Cephalosporin C
- Names: IUPAC name 3-[(Acetyloxy)methyl]-7β-(N^{6}-L-homoglutamino)-3,4-didehydrocepham-4-carboxylic acid

Identifiers
- CAS Number: 61-24-5;
- 3D model (JSmol): Interactive image;
- ChEBI: CHEBI:15776;
- ChEMBL: ChEMBL482858;
- ChemSpider: 58980;
- ECHA InfoCard: 100.000.456
- KEGG: C00916;
- PubChem CID: 65536;
- UNII: 3XIY7HJT5L;
- CompTox Dashboard (EPA): DTXSID90960427 ;

Properties
- Chemical formula: C_{16}H_{21}N_{3}O_{8}S
- Molar mass: 415.42 g·mol^{−1}

= Cephalosporin C =

Cephalosporin C is an antibiotic of the cephalosporin class. It was isolated from a fungus of the genus Acremonium and first characterized in 1961. Although not a very active antibiotic itself, synthetic analogs of cephalosporin C, such as cefalotin, became some of the first marketed cephalosporin antibiotic drugs.

Cephalosporin C strongly absorbs ultraviolet light, is stable to acid, is non-toxic and has in vivo activity in mice. Cephalosporin C, which has a similar structure to penicillin N, was never commercialized.

Cephalosporin C was a lead compound for the discovery and production of many other cephalosporins.
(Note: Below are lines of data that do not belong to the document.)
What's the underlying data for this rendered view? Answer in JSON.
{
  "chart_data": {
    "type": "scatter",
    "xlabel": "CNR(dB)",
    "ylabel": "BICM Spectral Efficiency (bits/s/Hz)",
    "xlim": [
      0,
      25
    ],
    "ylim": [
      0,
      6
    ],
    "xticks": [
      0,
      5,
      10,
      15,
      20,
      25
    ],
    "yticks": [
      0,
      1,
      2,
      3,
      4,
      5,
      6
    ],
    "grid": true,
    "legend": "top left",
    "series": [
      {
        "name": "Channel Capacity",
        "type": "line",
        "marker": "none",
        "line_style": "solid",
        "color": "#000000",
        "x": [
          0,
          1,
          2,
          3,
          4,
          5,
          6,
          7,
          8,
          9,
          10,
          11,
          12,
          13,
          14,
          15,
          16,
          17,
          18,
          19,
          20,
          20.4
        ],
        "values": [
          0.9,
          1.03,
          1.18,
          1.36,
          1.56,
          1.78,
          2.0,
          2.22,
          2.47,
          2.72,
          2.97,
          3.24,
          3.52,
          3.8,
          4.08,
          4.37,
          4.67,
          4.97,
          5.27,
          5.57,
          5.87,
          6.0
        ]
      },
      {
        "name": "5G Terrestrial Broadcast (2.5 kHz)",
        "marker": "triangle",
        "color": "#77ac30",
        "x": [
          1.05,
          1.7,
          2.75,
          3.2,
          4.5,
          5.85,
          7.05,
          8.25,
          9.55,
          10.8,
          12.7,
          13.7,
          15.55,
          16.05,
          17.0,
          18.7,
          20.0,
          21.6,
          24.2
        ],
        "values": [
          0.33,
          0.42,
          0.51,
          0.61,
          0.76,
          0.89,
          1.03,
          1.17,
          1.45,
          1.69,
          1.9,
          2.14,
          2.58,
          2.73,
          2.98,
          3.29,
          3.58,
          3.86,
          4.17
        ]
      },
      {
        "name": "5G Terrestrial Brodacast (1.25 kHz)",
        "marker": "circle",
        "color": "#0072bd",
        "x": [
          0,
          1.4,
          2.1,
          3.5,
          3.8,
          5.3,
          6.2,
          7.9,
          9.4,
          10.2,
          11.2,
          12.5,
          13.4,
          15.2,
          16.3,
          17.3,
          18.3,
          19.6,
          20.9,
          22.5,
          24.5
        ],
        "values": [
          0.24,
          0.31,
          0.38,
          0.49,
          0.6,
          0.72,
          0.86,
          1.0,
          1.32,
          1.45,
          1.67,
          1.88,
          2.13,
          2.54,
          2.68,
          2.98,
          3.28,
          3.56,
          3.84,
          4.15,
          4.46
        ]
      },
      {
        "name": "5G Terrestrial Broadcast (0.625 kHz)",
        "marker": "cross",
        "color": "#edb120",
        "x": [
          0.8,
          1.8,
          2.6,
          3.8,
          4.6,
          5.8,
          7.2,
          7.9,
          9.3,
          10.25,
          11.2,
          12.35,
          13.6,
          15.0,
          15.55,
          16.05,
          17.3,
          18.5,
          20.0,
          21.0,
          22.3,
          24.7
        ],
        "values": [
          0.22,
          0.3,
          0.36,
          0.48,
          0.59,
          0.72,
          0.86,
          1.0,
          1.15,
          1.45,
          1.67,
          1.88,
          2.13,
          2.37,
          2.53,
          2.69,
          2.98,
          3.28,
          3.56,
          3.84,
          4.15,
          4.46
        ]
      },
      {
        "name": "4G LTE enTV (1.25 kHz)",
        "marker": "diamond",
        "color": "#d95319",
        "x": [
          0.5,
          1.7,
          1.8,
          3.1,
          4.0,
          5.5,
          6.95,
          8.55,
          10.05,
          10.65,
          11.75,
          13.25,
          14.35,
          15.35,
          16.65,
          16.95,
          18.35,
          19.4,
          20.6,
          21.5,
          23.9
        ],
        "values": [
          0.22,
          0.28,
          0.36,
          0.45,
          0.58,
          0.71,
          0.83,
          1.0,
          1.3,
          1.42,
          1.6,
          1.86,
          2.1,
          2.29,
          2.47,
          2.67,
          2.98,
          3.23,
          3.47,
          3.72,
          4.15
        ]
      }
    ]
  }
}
Cephalosporins are drugs used for some people who are allergic to penicillin.

== Uses ==
Cephalosporins are used to treat bacterial infections such as respiratory tract infections, skin infections and urinary tract infections. When a cephalosporin or any other antibiotic is given as a treatment, the medication should be taken for the fully prescribed time even if symptoms disappear.

==Mechanism of action==
Cephalosporin C acts by inhibiting penicillin binding proteins.

== Side effects ==
These are allergic reactions to the drug and require medical attention:
- itching
- swelling
- dizziness
- rash
- trouble breathing
- vomiting
- severe stomach cramps
- bloody diarrhea
- fever
- weakness
- fast heartbeat

== Chemistry ==
Cephalosporin C has weak activity to the staphylococci infection, which was 0.1% activity. This decrease in activity was due to the replacement of the D-α-aminoadipic acid side chain with phenylacetic acid.

== Biochemistry ==
Cephalosporin C is the product of a natural biosynthesis pathway that starts with penicillin N (also called adicillin).

Industrial production uses a strain of the fungus Acremonium chrysogenum which has been optimised by molecular biology techniques to give a high yield of cephalosporin C. The enzymes involved are deacetoxycephalosporin-C synthase (DAOCS), deacetoxycephalosporin-C hydroxylase (DACS) and deacetylcephalosporin-C acetyltransferase (DAC-AT).